Capitalism also violates the inherent dignity of each person. The structures of inequality necessary to keep the vast majority toiling in labor condemn so many to live without reliable access to even the basic necessities for living — even ifthey work in jobs that yield profits. In this way capitalism transforms human dignity into something that must be bought and that many cannot afford. Make workers desperate enough to afford the basic necessities of life, and they’ll have no choice but to produce more efficiently, no matter the detriment to the imago Dei they bear within. Relatedly, millions of women and queer and trans people stay in abusive relationships (reproductive labor) because that feels like the surest way to maintain access to the basic necessities of life.

 

As capitalism moves from one ecosystem to the next, forcefully extracting whatever matter and energy it needs for production, it violates the order or wholeness of creation. While this obviously violates theological traditions of humans as stewards of creation, even for traditions that celebrate human dominion over creation, capitalism still poses a problem. For Genesis 1 cannot be read without Genesis 2, where humans are reminded that at death we return to the very same ground from which plants grow to feed animals. Thus, even if humans rule over creation, we are to do so within a holism in which all of life nourishes the rest of life, cyclically replenishing the fullness of creation.

 

Finally, the Christian moral principle with which capitalism most obviously conflicts is God’s preferential option for the poor. Capitalist profits and wealth cannot be maximized unless there is always a large portion of humankind trapped in poverty, because otherwise they would not accept wages low enough to guarantee high profits from which they will never benefit.
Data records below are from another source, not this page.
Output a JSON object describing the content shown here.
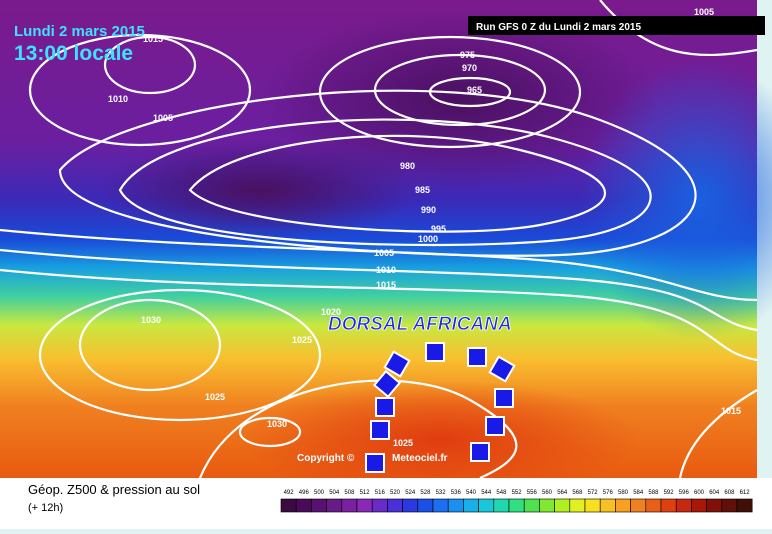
{
  "header": {
    "date": "Lundi 2 mars 2015",
    "time": "13:00 locale",
    "run": "Run GFS 0 Z du Lundi 2 mars 2015"
  },
  "map": {
    "isobar_labels": [
      "1015",
      "1010",
      "1005",
      "975",
      "970",
      "965",
      "980",
      "985",
      "990",
      "995",
      "1000",
      "1005",
      "1010",
      "1015",
      "1030",
      "1020",
      "1025",
      "1025",
      "1030",
      "1025",
      "1015",
      "1005"
    ],
    "annotation": "DORSAL AFRICANA",
    "copyright": "Copyright ©",
    "source": "Meteociel.fr"
  },
  "legend": {
    "title": "Géop. Z500 & pression au sol",
    "lead": "(+ 12h)",
    "scale": [
      492,
      496,
      500,
      504,
      508,
      512,
      516,
      520,
      524,
      528,
      532,
      536,
      540,
      544,
      548,
      552,
      556,
      560,
      564,
      568,
      572,
      576,
      580,
      584,
      588,
      592,
      596,
      600,
      604,
      608,
      612
    ]
  }
}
One can say capitalism is built on a preferential option for people to be poor.

 

Because capitalism inherently violates fundamental moral tenets of Christianity, it is not enough to decry the results of capitalism: poverty, economic inequality within and between countries, the perpetuation of hierarchies of race, gender, and many other identities, climate change, and more. Rather, Christian theological education needs to equip the Body of Christ to contest capitalism itself as a pervasive structure of evil. As I have recently proposed in an essay in the collection Liberating People, Planet, and Religion, edited by Joerg Rieger and Terra Shwerin Rowe (Rowman & Littlefield, 2024), the time has come for Christians and churches to unambiguously confess, teach, and put into practice this conviction:

 

Whereas capitalism per se is constituted through the wholesale degradation of both the web of life and the web of care and deformation of their natural relationship, therefore, we hold that capitalism violates God’s holy purposes in creation and is intrinsically disordered against the created world. Wherever capitalism operates, by its constitutive structure it undermines and prevents the realization of the justice God desires for all of creation: thus, capitalism is repugnant to the Gospel and a scandal to the faith. This means it is impossible for Christians to promote capitalism and still remain consistent with the Gospel. Nor is it sufficient to pursue the least harmful form of capitalism, because the practices of capitalist power are inherently incompatible with Christian living. Rather, Christians have a sacred duty to resist, dismantle, and supplant capitalism in every way possible and to strive endlessly to eradicate it from the Earth.

 

For such times as ours, Christian theological education will be flagrantly anti-capitalist or it will not be properly Christian or democratic at all.

 

This is adapted from a paper given in January 2026 at the Annual Meeting of the Society of Christian Ethics.